6100 sayılı Hukuk Muhakemeleri Kanunu'nun 27. maddesi, 1. fıkrasında, davanın taraflarının, müdahillerin ve yargılamanın diğer ilgililerinin, kendi hakları ile bağlantılı olarak hukuki dinlenilme hakkına sahip olduğu; 61. maddesi, 1. fıkrasında, taraflardan birinin, davayı kaybettiği takdirde, üçüncü kişiye veya üçüncü kişinin kendisine rücu edeceğini düşünüyorsa, tahkikat sonuçlanıncaya kadar davayı üçüncü kişiye ihbar edebileceği; 66. maddesinde ise, üçüncü kişinin, davayı kazanmasında hukuki yararı bulunan taraf yanında ve ona yardımcı olmak amacıyla, tahkikat sona erinceye kadar, fer'î müdahil olarak davada yer alabileceği hükümleri yer almaktadır.
HUKUKİ DEĞERLENDİRME:
Dairemizce, İdare Mahkemesi kararının bozulması üzerine karar düzeltme aşamasında davanın ilgililere re'sen ihbar edilmesinin gerektiği belirtilmiş olmasına rağmen, İdare Mahkemesince bozmaya uyularak yapılan yargılamada davanın ilgililere ihbar edilmediği görülmektedir.

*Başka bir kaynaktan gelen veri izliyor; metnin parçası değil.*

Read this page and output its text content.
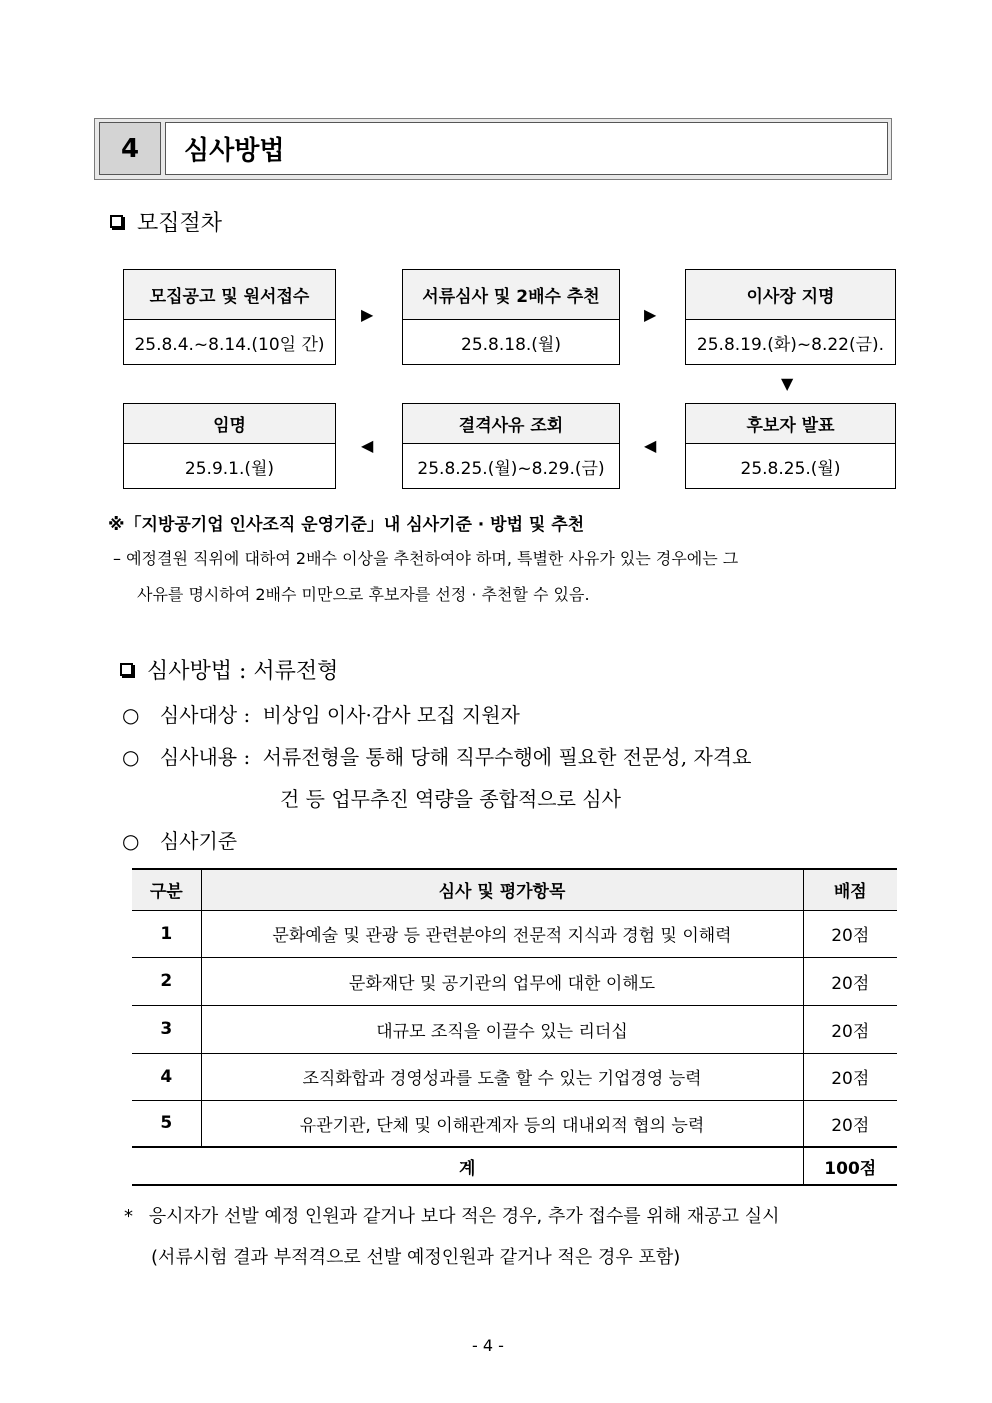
4	심사방법
모집절차
모집공고 및 원서접수
25.8.4.~8.14.(10일 간)
▶
서류심사 및 2배수 추천
25.8.18.(월)
▶
이사장 지명
25.8.19.(화)~8.22(금).
▼
임명
25.9.1.(월)
◀
결격사유 조회
25.8.25.(월)~8.29.(금)
◀
후보자 발표
25.8.25.(월)
※「지방공기업 인사조직 운영기준」내 심사기준 · 방법 및 추천
– 예정결원 직위에 대하여 2배수 이상을 추천하여야 하며, 특별한 사유가 있는 경우에는 그
사유를 명시하여 2배수 미만으로 후보자를 선정 · 추천할 수 있음.
심사방법 : 서류전형
○ 심사대상 : 비상임 이사·감사 모집 지원자
○ 심사내용 : 서류전형을 통해 당해 직무수행에 필요한 전문성, 자격요
건 등 업무추진 역량을 종합적으로 심사
○ 심사기준
구분	심사 및 평가항목	배점
1	문화예술 및 관광 등 관련분야의 전문적 지식과 경험 및 이해력	20점
2	문화재단 및 공기관의 업무에 대한 이해도	20점
3	대규모 조직을 이끌수 있는 리더십	20점
4	조직화합과 경영성과를 도출 할 수 있는 기업경영 능력	20점
5	유관기관, 단체 및 이해관계자 등의 대내외적 협의 능력	20점
계		100점
* 응시자가 선발 예정 인원과 같거나 보다 적은 경우, 추가 접수를 위해 재공고 실시
(서류시험 결과 부적격으로 선발 예정인원과 같거나 적은 경우 포함)
- 4 -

Yukarıda belirtilen Kanun hükümlerinde öngörülen davanın ihbarı için geçerli koşulların oluştuğu anlaşıldığından; Mahkemece, dava konusu olayda idare ile arasında rücu ilişkisi doğabilecek olan kişi veya kişilerin tespit edilmesi suretiyle davanın re'sen ilgili veya ilgililere ihbar edilmesi gerekirken, bu husus gözetilmeksizin yapılan yargılama sonucunda verilen kararda hukuka uygunluk bulunmadığı sonucuna varılmıştır.
Öte yandan, Mahkeme kararında davacının şikayetlerinin neden kaynaklandığının ortaya konulamadığı gerekçesine yer verilerek manevi tazminat isteminin kısmen kabulüne hükmedilmiş olmakla birlikte, dosyanın ve Adli Tıp Kurumu raporunun irdelenmesinden, sağ bacaktaki şikayetin enjeksiyon nöropatisi nedeniyle meydana geldiği açıktır.
Bu itibarla, Mahkeme kararının söz konusu gerekçesi yerinde görülmemiş olup, yukarıda belirtilen usuli eksikliğin giderilmesine yönelik olarak Mahkemece yeniden yapılacak yargılamada, davalı idare tarafından davacıya enjeksiyonun sonuçlarının ve olası komplikasyonlarının anlatıldığına ve davacının bu işleme rıza gösterdiğine dair yazılı ve imzalı aydınlatılmış onamının alınıp alınmadığı hususunun da araştırılması suretiyle davanın esası hakkında bir karar verilmesi gerektiği kuşkusuzdur.
KARAR SONUCU :
Açıklanan nedenlerle;
1. Davalı idarenin temyiz isteminin KABULÜNE,
2. Davanın kısmen kabulüne, kısmen reddine ilişkin ... İdare Mahkemesinin ... tarih ve E:... , K:... sayılı kararının temyize konu kabule ilişkin kısmının BOZULMASINA,
3. Bozulan kısım hakkında yeniden bir karar verilmek üzere dosyanın anılan Mahkemeye gönderilmesine,
4. 2577 sayılı Kanun'un (Geçici 8. maddesi uyarınca uygulanmasına devam edilen) 54. maddesi, 1. fıkrası uyarınca bu kararın tebliğ tarihini izleyen 15 (on beş) gün içerisinde karar düzeltme yolu açık olmak üzere, 21/03/2022 tarihinde oy birliğiyle karar verildi.